Mais il me semble qu’on doit insister sur l’ingéniosité dont chacun fît preuve. On pourrait croire que, gâtés par les émanations de la Seconde Lune, les hyperboréens mourraient comme des mouches d’un seul coup, lorsque la source se tarit; au contraire, ce fût un remarquable combat, et nul ne suscitait plus d’admiration que les magiciens et enchanteresses qui, du jour au lendemain, retroussaient leurs manches et cherchaient de nouvelles façons de survivre. Du reste, partout autour de moi, je voyais les gens chercher inlassablement; les quelques vieux qui avaient survécu cherchaient, dans leurs souvenirs, un indice qui nous aurait mis sur la bonne piste; la majorité d’entre nous, désormais sans emploi, consacrions notre temps libre à nous creuser la tête. Souvent, quelqu’un se levait, pris d’une inspiration soudaine, comme si on esprit s’était rempli d’un “et pourquoi pas… ?”. Mais toujours ou presque, il s’arrêtait net, et grimaçait - quelqu’un déjà, une ou deux semaines auparavant, avait reçu la même inspiration et était venu la présenter en vain auprès de notre assemblée. Les enfants eux-mêmes traçaient à la craie sur le sol des schémas, des hypothèses, et nous les écoutions comme les autres - souvent sans très bien les comprendre, à vrai dire.
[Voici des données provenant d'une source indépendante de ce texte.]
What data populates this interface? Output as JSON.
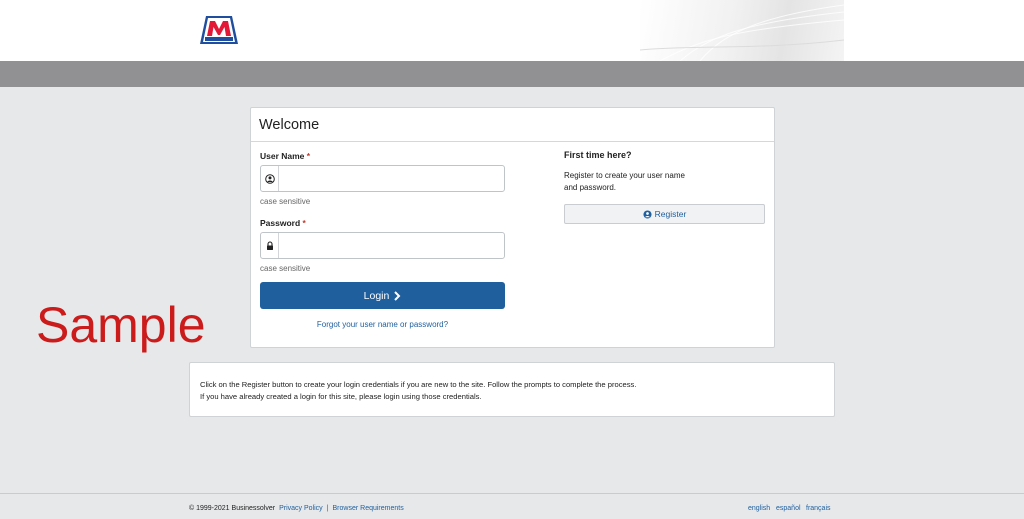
{
  "brand": {
    "logo_text": "MARATHON",
    "colors": {
      "red": "#e31837",
      "blue": "#1f5f9e"
    }
  },
  "panel": {
    "title": "Welcome",
    "username": {
      "label": "User Name",
      "required_mark": "*",
      "value": "",
      "hint": "case sensitive",
      "icon": "user-circle-icon"
    },
    "password": {
      "label": "Password",
      "required_mark": "*",
      "value": "",
      "hint": "case sensitive",
      "icon": "lock-icon"
    },
    "login_label": "Login",
    "forgot_label": "Forgot your user name or password?",
    "first_time": {
      "heading": "First time here?",
      "text": "Register to create your user name and password.",
      "register_label": "Register"
    }
  },
  "watermark": "Sample",
  "info": {
    "text": "Click on the Register button to create your login credentials if you are new to the site. Follow the prompts to complete the process. If you have already created a login for this site, please login using those credentials."
  },
  "footer": {
    "copyright": "© 1999-2021 Businessolver",
    "privacy_label": "Privacy Policy",
    "separator": "|",
    "browser_label": "Browser Requirements",
    "languages": [
      "english",
      "español",
      "français"
    ]
  }
}
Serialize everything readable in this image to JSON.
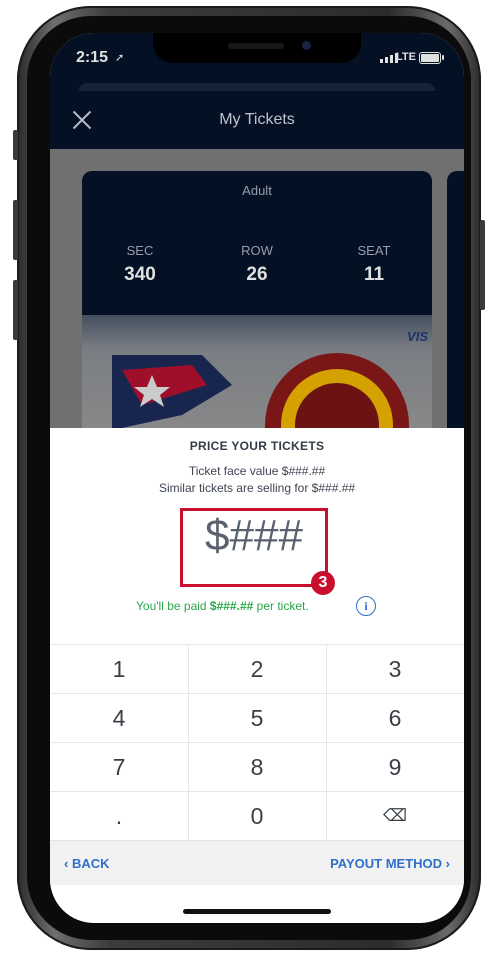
{
  "status_bar": {
    "time": "2:15",
    "location_icon": "➚",
    "network": "LTE"
  },
  "header": {
    "title": "My Tickets",
    "close_icon": "close-icon"
  },
  "ticket": {
    "type": "Adult",
    "sec_label": "SEC",
    "sec": "340",
    "row_label": "ROW",
    "row": "26",
    "seat_label": "SEAT",
    "seat": "11",
    "card_logo": "VIS"
  },
  "pricing": {
    "title": "PRICE YOUR TICKETS",
    "face_value": "Ticket face value $###.##",
    "similar": "Similar tickets are selling for $###.##",
    "price": "$###",
    "step_badge": "3",
    "paid_prefix": "You'll be paid ",
    "paid_amount": "$###.##",
    "paid_suffix": " per ticket.",
    "info_icon": "i"
  },
  "keypad": {
    "keys": [
      "1",
      "2",
      "3",
      "4",
      "5",
      "6",
      "7",
      "8",
      "9",
      ".",
      "0",
      "⌫"
    ]
  },
  "footer": {
    "back": "‹ BACK",
    "payout": "PAYOUT METHOD ›"
  },
  "colors": {
    "navy": "#05132a",
    "accent_red": "#c8102e",
    "link_blue": "#2f6fc9",
    "paid_green": "#2aa84a"
  }
}
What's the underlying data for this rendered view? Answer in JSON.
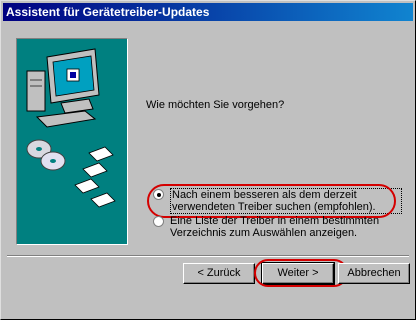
{
  "window": {
    "title": "Assistent für Gerätetreiber-Updates"
  },
  "main": {
    "question": "Wie möchten Sie vorgehen?",
    "options": [
      {
        "label": "Nach einem besseren als dem derzeit verwendeten Treiber suchen (empfohlen).",
        "checked": true
      },
      {
        "label": "Eine Liste der Treiber in einem bestimmten Verzeichnis zum Auswählen anzeigen.",
        "checked": false
      }
    ]
  },
  "buttons": {
    "back": "< Zurück",
    "next": "Weiter >",
    "cancel": "Abbrechen"
  },
  "colors": {
    "titlebar_start": "#000080",
    "art_background": "#008080",
    "highlight": "#d40000"
  }
}
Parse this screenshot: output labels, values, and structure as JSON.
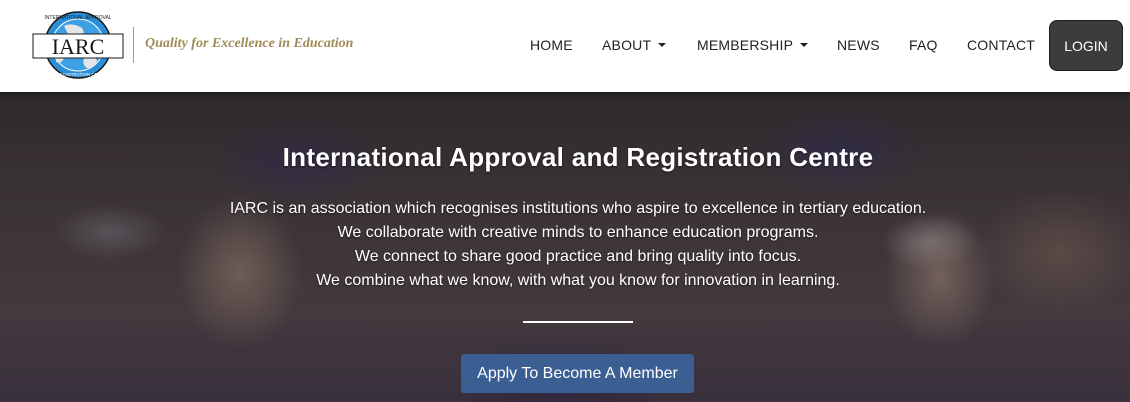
{
  "header": {
    "logo": {
      "text": "IARC",
      "ring_text_top": "INTERNATIONAL APPROVAL",
      "ring_text_bottom": "AND REGISTRATION CENTRE",
      "colors": {
        "globe": "#2a8fd8",
        "land": "#e6e6e6",
        "band": "#ffffff",
        "border": "#1a1a1a"
      }
    },
    "tagline": "Quality for Excellence in Education",
    "tagline_color": "#a08a55"
  },
  "nav": {
    "items": [
      {
        "label": "HOME",
        "has_dropdown": false
      },
      {
        "label": "ABOUT",
        "has_dropdown": true
      },
      {
        "label": "MEMBERSHIP",
        "has_dropdown": true
      },
      {
        "label": "NEWS",
        "has_dropdown": false
      },
      {
        "label": "FAQ",
        "has_dropdown": false
      },
      {
        "label": "CONTACT",
        "has_dropdown": false
      }
    ],
    "login_label": "LOGIN",
    "login_color": "#3c3c3c"
  },
  "hero": {
    "title": "International Approval and Registration Centre",
    "lines": [
      "IARC is an association which recognises institutions who aspire to excellence in tertiary education.",
      "We collaborate with creative minds to enhance education programs.",
      "We connect to share good practice and bring quality into focus.",
      "We combine what we know, with what you know for innovation in learning."
    ],
    "cta_label": "Apply To Become A Member",
    "cta_color": "#3b5e93",
    "background": "graduation-crowd-photo"
  }
}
La meilleure volonté au monde ne peut avoir raison de tout, et vint le jour où la Société des Débats fut totalement désertée. Le cinquième mois, quand la pleine lune devint un clin d’oeil, le continent sur lequel nous nous trouvions, qui tenait grâce à des charmes anciens, commença à disparaître à son tour. Des pans de terre explosaient, d’autres plongeaient brutalement sous la mer; parfois le sol tremblait; parfois le sol se contentait de disparaître sans signes avant-coureurs. Il fallût ajouter de nombreux noyés à la liste, déjà longue, des victimes. Les tentes se changèrent rapidement en navires de fortunes, chacun allant là où bon lui semblait, et les hyperboréens cessèrent d’être un peuple.